PORTAGE, Wis. — University of Wisconsin Health Services says the Med Flight facility under construction at Divine Savior Healthcare in Portage should be operational by the end of July.

Construction started in mid-March on a 5,000-square-foot hangar and 2,500-square-foot auxiliary building that will house a Med Flight crew, their offices and supplies. The project has been completely funded by UW Health at a cost of $3 million to $3.5 million.

Much of the exterior work already was finished when crews managed by Findorff Construction out of Madison started working this week on interior projects including plumbing, electrical and in-floor heating, Divine Savior Director of Facilities Jeff Thompson said Thursday. The project is on track for completion July 3, at which point the site will be turned over to UW Health.

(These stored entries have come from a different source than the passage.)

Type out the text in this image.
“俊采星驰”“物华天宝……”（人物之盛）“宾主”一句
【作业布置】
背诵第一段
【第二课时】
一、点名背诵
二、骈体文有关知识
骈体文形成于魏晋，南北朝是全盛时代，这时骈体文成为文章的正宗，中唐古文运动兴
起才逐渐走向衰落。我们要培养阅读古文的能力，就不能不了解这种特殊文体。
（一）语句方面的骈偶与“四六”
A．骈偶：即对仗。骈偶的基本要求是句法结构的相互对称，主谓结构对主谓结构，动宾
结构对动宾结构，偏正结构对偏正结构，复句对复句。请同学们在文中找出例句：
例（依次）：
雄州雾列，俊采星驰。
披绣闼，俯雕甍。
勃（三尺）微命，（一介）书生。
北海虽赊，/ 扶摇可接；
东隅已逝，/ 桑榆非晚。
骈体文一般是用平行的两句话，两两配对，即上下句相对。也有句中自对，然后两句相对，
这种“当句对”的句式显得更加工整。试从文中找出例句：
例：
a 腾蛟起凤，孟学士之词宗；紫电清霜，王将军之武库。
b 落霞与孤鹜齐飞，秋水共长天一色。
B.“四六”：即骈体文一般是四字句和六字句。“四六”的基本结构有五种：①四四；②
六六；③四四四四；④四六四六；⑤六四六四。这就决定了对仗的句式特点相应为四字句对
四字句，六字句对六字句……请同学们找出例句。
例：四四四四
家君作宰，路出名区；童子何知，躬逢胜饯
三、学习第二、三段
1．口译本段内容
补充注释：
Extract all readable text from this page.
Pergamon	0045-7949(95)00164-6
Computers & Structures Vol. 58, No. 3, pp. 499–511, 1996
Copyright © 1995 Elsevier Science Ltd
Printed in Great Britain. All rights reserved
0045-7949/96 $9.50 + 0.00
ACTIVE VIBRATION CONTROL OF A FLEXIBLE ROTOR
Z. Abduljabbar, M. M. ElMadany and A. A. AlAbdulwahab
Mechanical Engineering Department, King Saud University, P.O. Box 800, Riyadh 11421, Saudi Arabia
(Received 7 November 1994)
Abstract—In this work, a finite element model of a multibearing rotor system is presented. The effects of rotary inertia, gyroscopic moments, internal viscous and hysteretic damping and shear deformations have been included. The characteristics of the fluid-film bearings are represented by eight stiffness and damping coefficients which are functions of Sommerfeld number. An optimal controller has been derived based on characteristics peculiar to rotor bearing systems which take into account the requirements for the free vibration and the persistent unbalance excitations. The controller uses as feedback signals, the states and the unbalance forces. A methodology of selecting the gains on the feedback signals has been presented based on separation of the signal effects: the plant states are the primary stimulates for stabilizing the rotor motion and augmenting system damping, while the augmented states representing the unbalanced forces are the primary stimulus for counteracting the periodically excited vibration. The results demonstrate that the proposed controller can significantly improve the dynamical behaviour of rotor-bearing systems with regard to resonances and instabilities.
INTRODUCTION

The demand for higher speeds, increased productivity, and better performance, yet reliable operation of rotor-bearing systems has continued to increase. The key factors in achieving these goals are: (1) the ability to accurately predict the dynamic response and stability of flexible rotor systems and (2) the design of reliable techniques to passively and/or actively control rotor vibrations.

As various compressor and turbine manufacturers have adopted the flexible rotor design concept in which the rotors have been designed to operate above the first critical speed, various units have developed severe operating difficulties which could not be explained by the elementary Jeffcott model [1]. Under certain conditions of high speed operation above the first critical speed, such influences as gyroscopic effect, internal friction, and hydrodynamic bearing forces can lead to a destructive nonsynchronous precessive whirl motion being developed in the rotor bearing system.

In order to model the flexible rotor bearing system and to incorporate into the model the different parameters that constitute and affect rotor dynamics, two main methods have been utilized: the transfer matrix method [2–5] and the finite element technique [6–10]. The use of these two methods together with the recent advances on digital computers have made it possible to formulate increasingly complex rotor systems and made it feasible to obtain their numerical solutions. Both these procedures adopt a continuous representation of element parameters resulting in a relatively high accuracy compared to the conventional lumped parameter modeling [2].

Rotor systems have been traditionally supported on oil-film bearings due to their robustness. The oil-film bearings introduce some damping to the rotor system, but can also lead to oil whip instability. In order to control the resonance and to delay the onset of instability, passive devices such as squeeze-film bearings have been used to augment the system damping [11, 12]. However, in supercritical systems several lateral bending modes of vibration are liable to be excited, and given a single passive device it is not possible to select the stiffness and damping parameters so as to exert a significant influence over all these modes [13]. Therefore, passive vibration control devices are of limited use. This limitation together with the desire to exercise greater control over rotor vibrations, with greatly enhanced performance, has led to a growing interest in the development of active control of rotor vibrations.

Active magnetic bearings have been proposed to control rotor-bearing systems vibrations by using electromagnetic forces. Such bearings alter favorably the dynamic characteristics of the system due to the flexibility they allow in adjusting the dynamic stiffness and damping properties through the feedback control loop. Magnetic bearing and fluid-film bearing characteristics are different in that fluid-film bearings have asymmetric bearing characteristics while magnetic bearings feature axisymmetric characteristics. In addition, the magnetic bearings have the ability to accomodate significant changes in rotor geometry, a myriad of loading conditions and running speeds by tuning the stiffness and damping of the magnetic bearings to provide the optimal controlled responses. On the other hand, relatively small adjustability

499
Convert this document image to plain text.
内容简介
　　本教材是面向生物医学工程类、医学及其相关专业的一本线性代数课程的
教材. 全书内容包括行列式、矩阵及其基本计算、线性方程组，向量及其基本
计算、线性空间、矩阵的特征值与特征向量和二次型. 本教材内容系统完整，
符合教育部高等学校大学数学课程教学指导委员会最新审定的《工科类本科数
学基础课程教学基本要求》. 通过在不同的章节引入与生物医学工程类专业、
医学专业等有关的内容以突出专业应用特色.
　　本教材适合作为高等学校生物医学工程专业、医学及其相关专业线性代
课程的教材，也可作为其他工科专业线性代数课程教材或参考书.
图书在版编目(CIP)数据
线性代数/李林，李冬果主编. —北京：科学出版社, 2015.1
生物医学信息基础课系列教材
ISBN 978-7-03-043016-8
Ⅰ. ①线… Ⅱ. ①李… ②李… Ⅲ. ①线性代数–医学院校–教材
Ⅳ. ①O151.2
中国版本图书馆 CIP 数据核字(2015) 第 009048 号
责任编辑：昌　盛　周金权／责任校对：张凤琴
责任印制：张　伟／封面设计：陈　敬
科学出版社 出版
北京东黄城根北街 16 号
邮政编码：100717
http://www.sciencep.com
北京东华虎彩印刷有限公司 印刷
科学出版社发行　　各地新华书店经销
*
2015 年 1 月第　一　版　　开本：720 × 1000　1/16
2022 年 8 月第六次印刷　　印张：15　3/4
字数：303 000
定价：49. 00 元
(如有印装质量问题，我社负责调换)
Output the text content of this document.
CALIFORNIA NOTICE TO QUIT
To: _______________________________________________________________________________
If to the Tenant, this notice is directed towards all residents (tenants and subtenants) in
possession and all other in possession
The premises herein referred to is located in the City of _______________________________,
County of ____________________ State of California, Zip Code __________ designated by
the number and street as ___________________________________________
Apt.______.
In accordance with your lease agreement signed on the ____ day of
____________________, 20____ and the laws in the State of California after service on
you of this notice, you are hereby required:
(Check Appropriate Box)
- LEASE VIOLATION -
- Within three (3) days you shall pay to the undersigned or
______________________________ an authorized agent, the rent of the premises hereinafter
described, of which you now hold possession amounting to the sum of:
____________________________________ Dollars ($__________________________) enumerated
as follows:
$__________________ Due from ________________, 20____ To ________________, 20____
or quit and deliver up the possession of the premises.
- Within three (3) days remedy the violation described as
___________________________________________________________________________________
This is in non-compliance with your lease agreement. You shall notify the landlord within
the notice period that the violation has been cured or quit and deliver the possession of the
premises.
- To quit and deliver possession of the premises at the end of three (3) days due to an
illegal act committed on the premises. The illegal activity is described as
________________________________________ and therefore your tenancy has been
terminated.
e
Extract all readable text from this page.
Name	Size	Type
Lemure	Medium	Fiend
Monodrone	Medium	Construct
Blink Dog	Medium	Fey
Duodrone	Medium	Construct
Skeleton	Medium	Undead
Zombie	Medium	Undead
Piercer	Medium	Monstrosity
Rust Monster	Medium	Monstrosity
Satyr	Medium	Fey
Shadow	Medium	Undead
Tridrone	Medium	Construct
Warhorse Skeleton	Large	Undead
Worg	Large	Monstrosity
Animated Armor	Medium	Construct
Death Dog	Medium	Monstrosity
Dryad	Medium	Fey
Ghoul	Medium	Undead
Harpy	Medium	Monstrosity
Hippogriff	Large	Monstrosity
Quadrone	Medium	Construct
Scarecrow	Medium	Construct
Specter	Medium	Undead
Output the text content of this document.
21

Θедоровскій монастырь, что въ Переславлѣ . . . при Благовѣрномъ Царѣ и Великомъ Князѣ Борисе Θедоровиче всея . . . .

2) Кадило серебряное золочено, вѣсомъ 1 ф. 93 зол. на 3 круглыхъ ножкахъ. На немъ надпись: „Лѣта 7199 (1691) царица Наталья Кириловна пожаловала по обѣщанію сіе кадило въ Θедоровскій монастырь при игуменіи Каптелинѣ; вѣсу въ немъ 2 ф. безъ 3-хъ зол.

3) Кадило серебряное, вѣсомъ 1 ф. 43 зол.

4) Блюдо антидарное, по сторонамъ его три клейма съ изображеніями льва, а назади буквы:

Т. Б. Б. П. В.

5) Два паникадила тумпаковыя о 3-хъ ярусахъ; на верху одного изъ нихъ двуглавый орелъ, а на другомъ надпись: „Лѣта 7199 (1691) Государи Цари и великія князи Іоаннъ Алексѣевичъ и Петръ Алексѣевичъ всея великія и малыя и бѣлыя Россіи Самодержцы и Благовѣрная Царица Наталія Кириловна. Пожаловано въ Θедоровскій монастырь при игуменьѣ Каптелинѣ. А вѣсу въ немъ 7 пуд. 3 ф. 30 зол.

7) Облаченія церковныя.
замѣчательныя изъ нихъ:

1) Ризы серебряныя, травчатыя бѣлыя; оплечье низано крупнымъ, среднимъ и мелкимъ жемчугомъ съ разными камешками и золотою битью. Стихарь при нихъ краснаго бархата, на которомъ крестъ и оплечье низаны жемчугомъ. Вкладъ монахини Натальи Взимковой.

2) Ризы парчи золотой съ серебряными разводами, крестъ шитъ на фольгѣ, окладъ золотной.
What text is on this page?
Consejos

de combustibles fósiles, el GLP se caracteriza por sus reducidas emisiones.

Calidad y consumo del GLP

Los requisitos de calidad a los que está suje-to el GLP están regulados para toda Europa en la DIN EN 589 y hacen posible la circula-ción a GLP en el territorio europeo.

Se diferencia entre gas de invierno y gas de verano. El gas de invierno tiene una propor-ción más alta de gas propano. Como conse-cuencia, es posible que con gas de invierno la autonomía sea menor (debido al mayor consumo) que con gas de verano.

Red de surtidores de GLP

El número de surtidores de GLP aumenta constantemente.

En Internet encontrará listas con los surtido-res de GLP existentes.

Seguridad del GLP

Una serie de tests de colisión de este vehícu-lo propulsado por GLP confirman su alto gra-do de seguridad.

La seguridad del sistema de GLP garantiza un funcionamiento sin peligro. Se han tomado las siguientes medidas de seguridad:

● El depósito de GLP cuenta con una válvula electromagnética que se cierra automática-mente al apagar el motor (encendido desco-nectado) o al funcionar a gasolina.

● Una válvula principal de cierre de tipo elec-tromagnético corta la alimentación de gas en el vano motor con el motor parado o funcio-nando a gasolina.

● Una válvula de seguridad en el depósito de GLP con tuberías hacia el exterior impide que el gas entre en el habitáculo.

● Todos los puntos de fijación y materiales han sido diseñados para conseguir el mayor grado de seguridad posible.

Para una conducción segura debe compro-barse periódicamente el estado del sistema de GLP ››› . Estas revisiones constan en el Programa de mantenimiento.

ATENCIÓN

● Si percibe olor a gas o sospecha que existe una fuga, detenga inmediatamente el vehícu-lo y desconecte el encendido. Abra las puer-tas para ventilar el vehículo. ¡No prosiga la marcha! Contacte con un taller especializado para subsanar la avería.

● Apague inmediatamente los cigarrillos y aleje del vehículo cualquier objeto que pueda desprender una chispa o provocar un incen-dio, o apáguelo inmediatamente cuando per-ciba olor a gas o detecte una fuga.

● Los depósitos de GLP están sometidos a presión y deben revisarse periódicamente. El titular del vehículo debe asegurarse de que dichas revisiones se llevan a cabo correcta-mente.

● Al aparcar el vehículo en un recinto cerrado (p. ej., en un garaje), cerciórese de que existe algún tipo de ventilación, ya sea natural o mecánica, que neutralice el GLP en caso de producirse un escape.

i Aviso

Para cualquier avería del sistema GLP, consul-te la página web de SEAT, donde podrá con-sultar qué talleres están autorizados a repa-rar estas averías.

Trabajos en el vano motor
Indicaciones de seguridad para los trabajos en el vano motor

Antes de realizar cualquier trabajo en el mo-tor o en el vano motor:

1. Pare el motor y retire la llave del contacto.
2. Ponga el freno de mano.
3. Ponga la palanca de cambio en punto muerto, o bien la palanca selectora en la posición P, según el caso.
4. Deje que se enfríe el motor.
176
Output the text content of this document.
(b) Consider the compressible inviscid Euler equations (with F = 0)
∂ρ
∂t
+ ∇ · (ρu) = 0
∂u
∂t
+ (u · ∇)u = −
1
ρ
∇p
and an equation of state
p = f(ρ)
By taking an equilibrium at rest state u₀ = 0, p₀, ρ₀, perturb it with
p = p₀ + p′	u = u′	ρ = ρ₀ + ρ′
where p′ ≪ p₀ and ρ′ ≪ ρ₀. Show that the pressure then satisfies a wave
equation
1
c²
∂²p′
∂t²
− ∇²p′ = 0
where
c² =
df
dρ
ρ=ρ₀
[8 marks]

Portage becomes the third Med Flight location for UW Health. The others are in Madison and Mineral Point.

“The biggest thing for people to understand is this isn’t us just plopping down in the middle of Portage, unannounced,” said Dr. Ryan Wubben, head of UW Health pre-hospital medicine and a flight physician. “We’re very much mindful of integrating this in a responsible and seamless fashion with the emergency staff at Divine Savior Healthcare, and we have done a lot of work to make it seamless.”

The addition of a third aircraft means that Med Flight will soon employ 12 pilots instead of eight, Wubben said, and will also increase, by roughly 33 percent, the current number of flight physicians (20) and nurses (15) it employs. Med Flight missions involve crews of three — a pilot, a flight physician and a nurse — and the new Portage facility will be staffed accordingly 24 hours a day, seven days a week.

“If you take a 180-degree sweep, with Portage in the middle, and look out to the horizon from Reedsburg to Beaver Dam and points north, that’s a really busy area for us, and this puts us that much closer to where things are happening,” Wubben said of the new location and improved response times.

“It puts us about 20 or so minutes closer to that whole swath of area.”

Divine Savior President and CEO Michael Decker said the addition bolsters an already strong local emergency response. The hospital in Portage houses six emergency vehicles — five ground ambulances and one intercept vehicle — that in 2018 responded to 2,913 emergency calls.

“It really just gives everybody that extra reassurance,” Decker said. “When seconds count, we have our ground ambulance services, which we’re very proud of, and then having Med Flight here just raises everything up.”

Thompson and the hospital’s marketing and community relations director, Haley Gilman, pointed out how the Med Flight project follows two other major additions to the Portage campus — the Tivoli nursing home in 2010 and the Wellness Center in 2016.

“This is part of the vision,” Gilman said, “to have all of these services, everything, located right here in the community.”